Last week the price of gold rose to $1,100, the highest ever recorded. Gold is still an important measure of the world economy. The theory of the 19th-century gold standard was that gold was “real money” in the same way as landed property was “real estate”. All types of paper money are capable of being created by banks or governments, so the supply is potentially unlimited. It was observed that gold holds its purchasing power over centuries, whereas paper money tends to depreciate towards the value of zero.
Of course, the rise in the gold price reflects the weakness of the dollar as well the strength of gold. I have been writing about the significance of the gold price since the early 1970s. The latest rise in price reflects the significance of gold as part of the world’s monetary reserves.
The immediate cause of the rise was a purchase of 200 tonnes of gold bullion by the Reserve Bank of India from the International Monetary Fund. The Indian purchase is quite large in terms of the gold market, but not particularly large in terms of the Indian reserves. India’s reserves now amount to $277 billion, of which this new purchase of gold amounts to only $6.7 billion.
The significance of the purchase is that it may be the start of a new phase in the struggle between gold and paper. Since 1971, when President Nixon ended the convertibility of the dollar into gold under the Bretton Woods Agreement, the world’s central banks have tended to be net sellers of gold and net buyers of dollars. Now the Indians have decided that they have more dollars than they want.

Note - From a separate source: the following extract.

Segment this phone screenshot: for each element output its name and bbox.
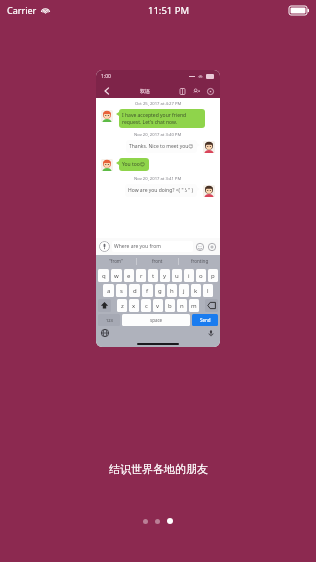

Already Sri Lanka has followed the Indian lead, with a purchase of five tonnes of gold. If the new fashion spreads, and particularly if it is joined by China, then Asia would have decided that it is better to have gold which is rising in value than an unlimited supply of dollars which are falling in value.
In the 19th century, bankers trusted gold precisely because they did not trust other bankers, or the paper that other bankers issued. They could hold gold in their own vaults; it would not be dependent on other people’s debts or on the printing of paper money. Most central bankers still believe that the purchasing power of money is ultimately determined by the quantity that is created.
Asian bankers know that the West, and particularly the US, has been creating new money in huge and unprecedented quantities. They must assume that this increase in the creation of dollars will result in a fall in the purchasing power of the dollar itself. China may or may not join in the movement to buy gold, but the logic of the market would justify it doing so. Why should China go on losing in dollars when the gold price is rising?
This new logic extends outside gold and outside currencies. The real struggle between gold and paper is a struggle for power. If paper money is the dominant form of currency, as it is at present, then the ultimate governors of the world economic system are the bankers who have the power to create money.
If, however, gold is regarded as the ultimate standard, as “real money”, then the market decides the valuation. The floating rate system which emerged after 1971 depends on relatively stable relationships between different currencies. If countries develop a preference for gold over paper, then paper currencies will have to demonstrate that they have a stable value in gold, as they did in the years before 1971.
This may help to explain the strange events that occurred in the G20 finance meeting at St Andrews. In the 1970s, an American economist, James Tobin saw very clearly the speculation that would arise after Nixon ended the convertibility of the dollar into gold. Tobin, who later won a Nobel Prize, knew that gold had been the standard by which other currencies were valued. Once that was removed, he feared a growth of excessive speculation, such as the inflation of the 1970s, or the successive bubbles of recent years. He thought that this speculation could be controlled if it were taxed. He advocated a new transaction tax.
At St Andrews, Gordon Brown unexpectedly advocated the adoption of a global Tobin tax. He was immediately repudiated by Timothy Geithner, the US Treasury Secretary, and by Dominique Strauss-Kahn, the head of the IMF. The proposed global Tobin tax has the support of Oxfam and of some left-wing economists, but without American support, it does not have the least chance of being adopted.
The Swedes experimented with a national transaction tax in the 1980s. It did not work because bankers avoided paying tax by transferring transactions to markets in which it was not imposed. The tax had to be abandoned in the early 1990s. This negative history must have been known to Mr Brown; perhaps the clumsiness of his diplomacy reflects the pressure he is feeling.
In Britain, there is an urgent need for a new tax base. One can take almost any very large figure as the sum needed to balance the budget. At some point, Britain will have to raise taxes and cut expenditure. It is hard to see where this additional revenue can be found.
No doubt it would be helpful to Mr Brown if the other governments of the world would join him in policing a worldwide transaction tax on the banks. Britain would be a major beneficiary. Like the US, Britain has a combination of very large bank debts with a very large budget deficit. As a response to the recession, large sums of money have been injected into these economies. That has eroded global confidence in the pound and dollar.
If there is no Tobin tax, it will be difficult to rebuild confidence in these currencies, and the Tobin tax is not going to happen, if only because it would not work. Two factors emerge. Gold will be a stronger reserve currency than paper, and the market will increasingly decide national policies. “You can’t buck the market”, whether in taxes, in dollars or in gold.